GET IT TOGETHER WITH THE ANCHOR METHOD
The ANCHOR method is broken down into six subjects, each addressing a key element of board-building success: (self) assessment, networking, communication, honoring legal duties, organization, and refreshing your board.
What’s the ANCHOR method, you ask? Here’s the 411—It’s all about:
Assessing your identity in leadership. When you build your board, make sure you know yourself and your leadership style first so you can include board members who have complementary skill sets. For example, I tend to be more of a visionary and “big ideas” person—I might source people who are more analytical and administrative. I make decisions quickly; others need more time. Understanding what you bring to the equation of the board means you can make beautiful math together as a new addition.
Networking to establish your board. Diversity is not just a buzzword. Studies show that diverse-led firms are more innovative and profitable. Ideally, your board will bring more perspectives to the table. I’ve found when you have folks from different walks of life, different ages, different geographic locations, and so on, you can generate more ideas and problem-solve more effectively.

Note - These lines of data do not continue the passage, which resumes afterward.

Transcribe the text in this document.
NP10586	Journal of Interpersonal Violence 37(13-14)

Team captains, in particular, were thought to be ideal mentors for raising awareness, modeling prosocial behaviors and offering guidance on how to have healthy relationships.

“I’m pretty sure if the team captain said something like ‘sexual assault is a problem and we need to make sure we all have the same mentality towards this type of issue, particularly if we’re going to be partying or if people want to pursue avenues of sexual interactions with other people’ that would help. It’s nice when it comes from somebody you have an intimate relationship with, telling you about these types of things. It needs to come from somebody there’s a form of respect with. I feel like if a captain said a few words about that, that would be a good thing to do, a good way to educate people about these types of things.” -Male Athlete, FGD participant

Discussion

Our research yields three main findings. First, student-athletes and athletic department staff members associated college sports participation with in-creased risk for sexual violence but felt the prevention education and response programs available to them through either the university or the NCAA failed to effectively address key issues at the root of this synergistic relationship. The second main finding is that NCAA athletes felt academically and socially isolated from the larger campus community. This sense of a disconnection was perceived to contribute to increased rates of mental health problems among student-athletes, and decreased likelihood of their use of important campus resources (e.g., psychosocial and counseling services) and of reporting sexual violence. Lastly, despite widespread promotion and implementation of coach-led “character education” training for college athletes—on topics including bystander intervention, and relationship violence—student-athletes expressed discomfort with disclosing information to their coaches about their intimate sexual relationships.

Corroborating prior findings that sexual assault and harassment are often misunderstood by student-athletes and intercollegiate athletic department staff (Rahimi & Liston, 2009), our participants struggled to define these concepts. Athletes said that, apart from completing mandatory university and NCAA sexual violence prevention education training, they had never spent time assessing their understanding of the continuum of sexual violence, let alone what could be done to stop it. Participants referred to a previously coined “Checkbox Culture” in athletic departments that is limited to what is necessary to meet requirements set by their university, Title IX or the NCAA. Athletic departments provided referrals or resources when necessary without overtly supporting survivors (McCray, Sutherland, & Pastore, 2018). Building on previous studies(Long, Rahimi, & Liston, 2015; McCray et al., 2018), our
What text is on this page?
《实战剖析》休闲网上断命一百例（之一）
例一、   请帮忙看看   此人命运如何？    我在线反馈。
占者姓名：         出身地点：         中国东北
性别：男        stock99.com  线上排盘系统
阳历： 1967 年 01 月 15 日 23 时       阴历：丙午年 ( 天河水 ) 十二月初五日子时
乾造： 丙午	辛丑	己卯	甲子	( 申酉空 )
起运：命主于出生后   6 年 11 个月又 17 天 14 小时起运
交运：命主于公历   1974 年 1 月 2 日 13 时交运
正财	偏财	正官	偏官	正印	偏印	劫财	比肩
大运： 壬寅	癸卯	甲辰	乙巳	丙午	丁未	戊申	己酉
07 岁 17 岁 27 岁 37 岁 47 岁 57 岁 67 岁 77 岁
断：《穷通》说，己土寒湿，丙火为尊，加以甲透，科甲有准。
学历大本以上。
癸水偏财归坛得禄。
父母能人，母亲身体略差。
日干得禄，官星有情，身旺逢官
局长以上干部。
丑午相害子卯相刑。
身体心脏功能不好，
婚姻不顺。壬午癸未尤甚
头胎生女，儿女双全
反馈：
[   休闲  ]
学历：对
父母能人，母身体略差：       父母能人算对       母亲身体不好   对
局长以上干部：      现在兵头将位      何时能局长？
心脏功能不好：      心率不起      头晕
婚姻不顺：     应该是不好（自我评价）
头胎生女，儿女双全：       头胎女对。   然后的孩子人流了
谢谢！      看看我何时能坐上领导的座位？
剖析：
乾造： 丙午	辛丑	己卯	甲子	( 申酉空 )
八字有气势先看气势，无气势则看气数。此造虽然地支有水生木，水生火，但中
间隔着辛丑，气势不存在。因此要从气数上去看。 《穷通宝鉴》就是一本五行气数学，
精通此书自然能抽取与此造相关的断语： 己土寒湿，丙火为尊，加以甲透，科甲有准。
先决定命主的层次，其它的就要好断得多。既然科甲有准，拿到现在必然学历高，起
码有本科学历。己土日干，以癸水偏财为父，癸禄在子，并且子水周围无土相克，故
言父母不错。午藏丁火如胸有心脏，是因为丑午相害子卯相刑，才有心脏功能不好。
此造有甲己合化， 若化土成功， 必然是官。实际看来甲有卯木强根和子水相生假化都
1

Communicating with your team. Board members can sense if your team is not sharing data regularly enough for them to parse. I’ve also certainly been on boards where attendance became an issue. It’s important that your board shows up for you when and where you need them. I like to mix it up and have both individual conversations with board members as well as establishing a regular (quarterly at a minimum) formal meeting.

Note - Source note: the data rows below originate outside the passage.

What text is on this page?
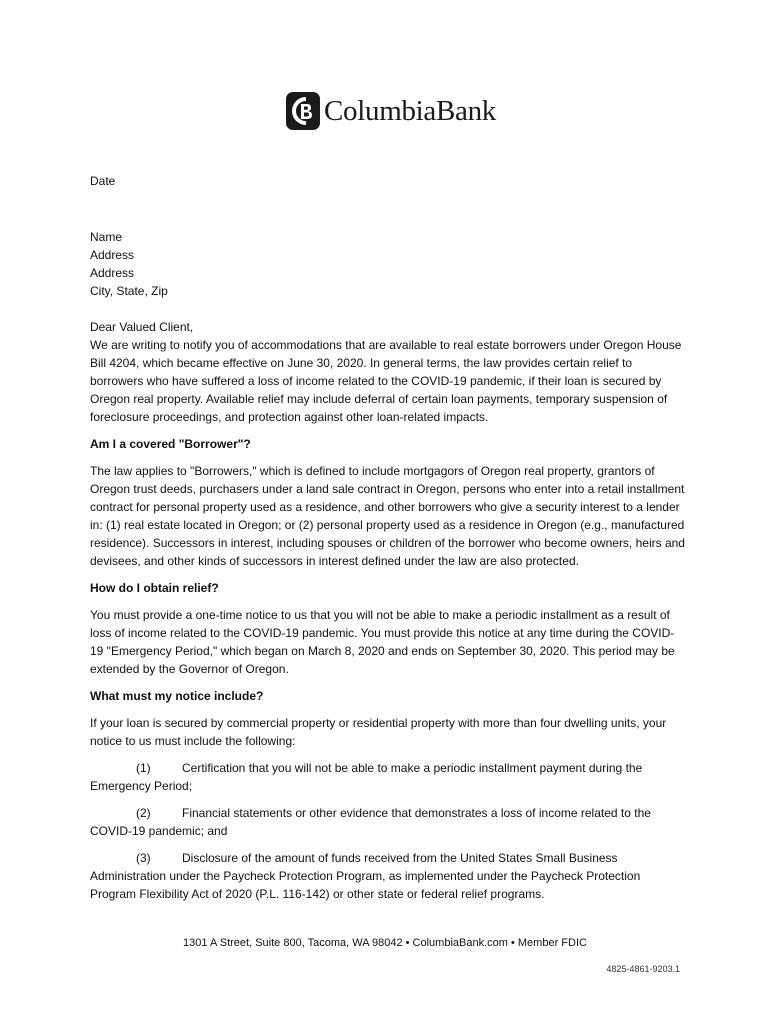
ColumbiaBank
Date
Name
Address
Address
City, State, Zip

Dear Valued Client,

We are writing to notify you of accommodations that are available to real estate borrowers under Oregon House Bill 4204, which became effective on June 30, 2020. In general terms, the law provides certain relief to borrowers who have suffered a loss of income related to the COVID-19 pandemic, if their loan is secured by Oregon real property. Available relief may include deferral of certain loan payments, temporary suspension of foreclosure proceedings, and protection against other loan-related impacts.

Am I a covered "Borrower"?

The law applies to "Borrowers," which is defined to include mortgagors of Oregon real property, grantors of Oregon trust deeds, purchasers under a land sale contract in Oregon, persons who enter into a retail installment contract for personal property used as a residence, and other borrowers who give a security interest to a lender in: (1) real estate located in Oregon; or (2) personal property used as a residence in Oregon (e.g., manufactured residence). Successors in interest, including spouses or children of the borrower who become owners, heirs and devisees, and other kinds of successors in interest defined under the law are also protected.

How do I obtain relief?

You must provide a one-time notice to us that you will not be able to make a periodic installment as a result of loss of income related to the COVID-19 pandemic. You must provide this notice at any time during the COVID-19 "Emergency Period," which began on March 8, 2020 and ends on September 30, 2020. This period may be extended by the Governor of Oregon.

What must my notice include?

If your loan is secured by commercial property or residential property with more than four dwelling units, your notice to us must include the following:

(1)	Certification that you will not be able to make a periodic installment payment during the Emergency Period;

(2)	Financial statements or other evidence that demonstrates a loss of income related to the COVID-19 pandemic; and

(3)	Disclosure of the amount of funds received from the United States Small Business Administration under the Paycheck Protection Program, as implemented under the Paycheck Protection Program Flexibility Act of 2020 (P.L. 116-142) or other state or federal relief programs.

1301 A Street, Suite 800, Tacoma, WA 98042 • ColumbiaBank.com • Member FDIC
4825-4861-9203.1
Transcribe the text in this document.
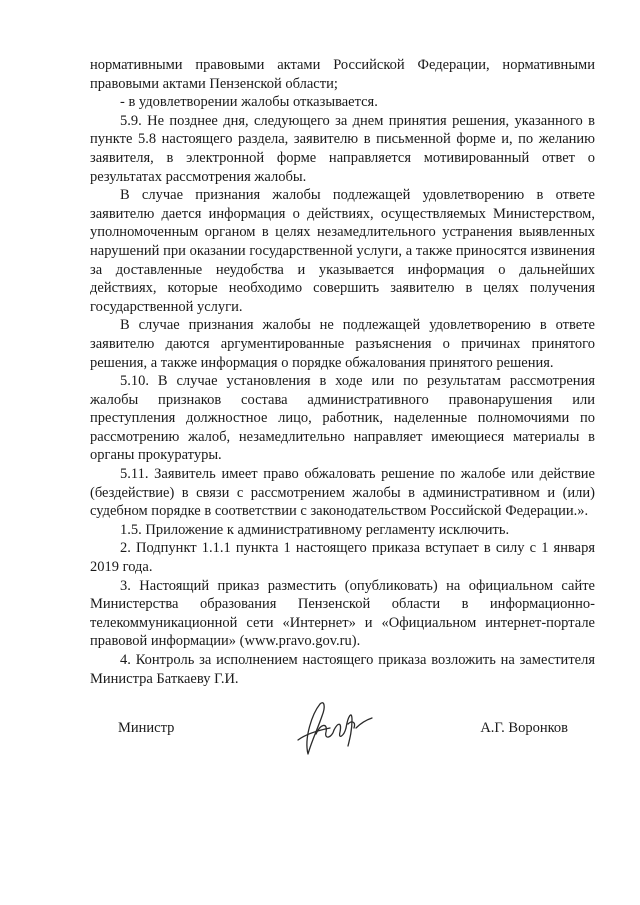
нормативными правовыми актами Российской Федерации, нормативными правовыми актами Пензенской области;

- в удовлетворении жалобы отказывается.

5.9. Не позднее дня, следующего за днем принятия решения, указанного в пункте 5.8 настоящего раздела, заявителю в письменной форме и, по желанию заявителя, в электронной форме направляется мотивированный ответ о результатах рассмотрения жалобы.

В случае признания жалобы подлежащей удовлетворению в ответе заявителю дается информация о действиях, осуществляемых Министерством, уполномоченным органом в целях незамедлительного устранения выявленных нарушений при оказании государственной услуги, а также приносятся извинения за доставленные неудобства и указывается информация о дальнейших действиях, которые необходимо совершить заявителю в целях получения государственной услуги.

В случае признания жалобы не подлежащей удовлетворению в ответе заявителю даются аргументированные разъяснения о причинах принятого решения, а также информация о порядке обжалования принятого решения.

5.10. В случае установления в ходе или по результатам рассмотрения жалобы признаков состава административного правонарушения или преступления должностное лицо, работник, наделенные полномочиями по рассмотрению жалоб, незамедлительно направляет имеющиеся материалы в органы прокуратуры.

5.11. Заявитель имеет право обжаловать решение по жалобе или действие (бездействие) в связи с рассмотрением жалобы в административном и (или) судебном порядке в соответствии с законодательством Российской Федерации.».

1.5. Приложение к административному регламенту исключить.

2. Подпункт 1.1.1 пункта 1 настоящего приказа вступает в силу с 1 января 2019 года.

3. Настоящий приказ разместить (опубликовать) на официальном сайте Министерства образования Пензенской области в информационно-телекоммуникационной сети «Интернет» и «Официальном интернет-портале правовой информации» (www.pravo.gov.ru).

4. Контроль за исполнением настоящего приказа возложить на заместителя Министра Баткаеву Г.И.

Министр	А.Г. Воронков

Honoring your legal duties to keep your business protected. Every board has bylaws and it’s important that folks understand the legal requirements of participation. I’ve seen board members use the bylaws to manipulate the outcome of conversations. My rule of thumb in general is to keep your business on the up and up because trouble will catch up with you eventually if you aren’t careful.
Organizing your team and getting your ish together can make all the difference. What do your board processes look like? Does the board only speak with the CEO, or are there opportunities to hear from other staff members? I find it’s helpful to send board materials for review at least a week or two in advance and to pre-schedule board meetings at least a quarter ahead.
Refreshing your business and renewing your outlook. Serving on different kinds of boards can give you ideas to share with colleagues. I have served on both non-profit and for-profit boards. While there’s a lot of overlap, each board’s composition and behavior can give you insights that can help on other boards. I always recommend that those in the c-suite join other boards.
Whether you’re a nonprofit, for-profit, early stage, or anywhere along your journey, here are a few resources I highly recommend to help level up your board and business:
- Boardsource provides tactical support and resources on board governance for nonprofits
- World Class Boards helps with the onboarding process for new board members with their comprehensive video guides
I know from personal experience how powerful a board can be in helping founders and CEOs accelerate revenue and reputation. Embrace the opportunity to grow the surround sound of support for your business as it grows with a rock-star board of directors!